Two young children were sold to circus owners in India for 50 cents a month; they told Graff how they would have to bite down on ropes and be pulled up by their teeth to the high wire and then told to walk across. “It either worked or it didn’t,” Graff says. “One of the characteristics of modern day slavery is that the supply is so ample, you don’t really care if they die.”
Graff was there because her foundation, Mundito, supports Free the Slaves, an international organization dedicated to ending modern day slavery. Mundito has given about $85,000 to the group, about one-third of its funding for the Nepal programs. Free the Slaves estimates there are 27 million people working as indentured servants today, including those in brothels, factories, farms and in private homes. Their mission: change the economic incentives that make slavery possible. “You don’t buy them their freedom,” says Graff. “If you do that, you simply give the owners a new source of revenue.”
Graff formed Mundito (Spanish for ‘little world’) in 2007 as a foundation and rallying point for her friends to become involved and amplify the effectiveness of their individual donations. Once the core group decides on a particular cause, she and her colleagues work their connections to rally support. They send out letters to a select circle of about 80 friends and bring folks together at social events. Their motto: “A flash-mob with deep pockets.” For every dollar a contributor gives to Mundito, Graff and her husband match it. No one is paid a salary and expenses are extremely low. The group has raised some $220,000 for over a dozen projects since 2007, among them assisting returning war veterans and their families and building childhood enrichment programs for homeless shelters in Atlanta.
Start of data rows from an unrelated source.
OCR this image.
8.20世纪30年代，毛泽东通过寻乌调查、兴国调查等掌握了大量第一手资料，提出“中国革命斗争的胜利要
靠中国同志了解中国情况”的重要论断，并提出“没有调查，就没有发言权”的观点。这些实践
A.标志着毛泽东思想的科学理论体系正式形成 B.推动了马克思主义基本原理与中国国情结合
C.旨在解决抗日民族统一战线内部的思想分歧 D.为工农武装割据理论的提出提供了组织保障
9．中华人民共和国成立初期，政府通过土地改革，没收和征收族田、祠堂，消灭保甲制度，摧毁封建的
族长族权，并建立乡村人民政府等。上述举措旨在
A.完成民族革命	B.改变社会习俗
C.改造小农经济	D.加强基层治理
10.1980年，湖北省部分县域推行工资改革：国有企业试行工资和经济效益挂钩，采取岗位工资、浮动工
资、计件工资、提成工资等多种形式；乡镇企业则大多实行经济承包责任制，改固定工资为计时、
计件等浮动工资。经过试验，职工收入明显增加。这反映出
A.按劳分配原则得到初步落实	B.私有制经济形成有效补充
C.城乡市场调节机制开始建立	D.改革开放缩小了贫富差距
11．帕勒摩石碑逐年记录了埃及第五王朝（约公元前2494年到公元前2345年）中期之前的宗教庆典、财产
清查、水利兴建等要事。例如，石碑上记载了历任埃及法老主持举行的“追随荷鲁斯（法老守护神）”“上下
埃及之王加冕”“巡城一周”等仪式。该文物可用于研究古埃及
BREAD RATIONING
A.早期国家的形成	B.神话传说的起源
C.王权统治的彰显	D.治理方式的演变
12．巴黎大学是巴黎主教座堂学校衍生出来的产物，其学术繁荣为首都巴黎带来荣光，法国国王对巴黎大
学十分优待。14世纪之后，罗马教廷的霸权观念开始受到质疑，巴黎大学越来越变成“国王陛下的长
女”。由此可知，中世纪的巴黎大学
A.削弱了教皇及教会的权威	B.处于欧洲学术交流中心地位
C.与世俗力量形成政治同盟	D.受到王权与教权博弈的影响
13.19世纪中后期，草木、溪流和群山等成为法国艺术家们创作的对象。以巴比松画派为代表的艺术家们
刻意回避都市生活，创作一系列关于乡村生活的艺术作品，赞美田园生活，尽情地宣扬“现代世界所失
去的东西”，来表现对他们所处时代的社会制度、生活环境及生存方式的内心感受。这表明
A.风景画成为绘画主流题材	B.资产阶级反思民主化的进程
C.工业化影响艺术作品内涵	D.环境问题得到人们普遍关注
All this plays to Graff’s strengths. She was a former physics professor at Georgia Tech. “I was miserable.” She had a passion for financial planning, and was an Ameriprise client before joining the firm. She built a client base by approaching former colleagues.
In many ways, the Mundito model is perfect for financial advisors. Naturally outgoing with relationships across different community groups, they are natural connectors. “I’m not interested in hiring a lot of advisors and being a CEO,” she says. “I want to spend my days working with clients.” The same thinking drives her foundation: “We operate on a small scale, but large in impact.”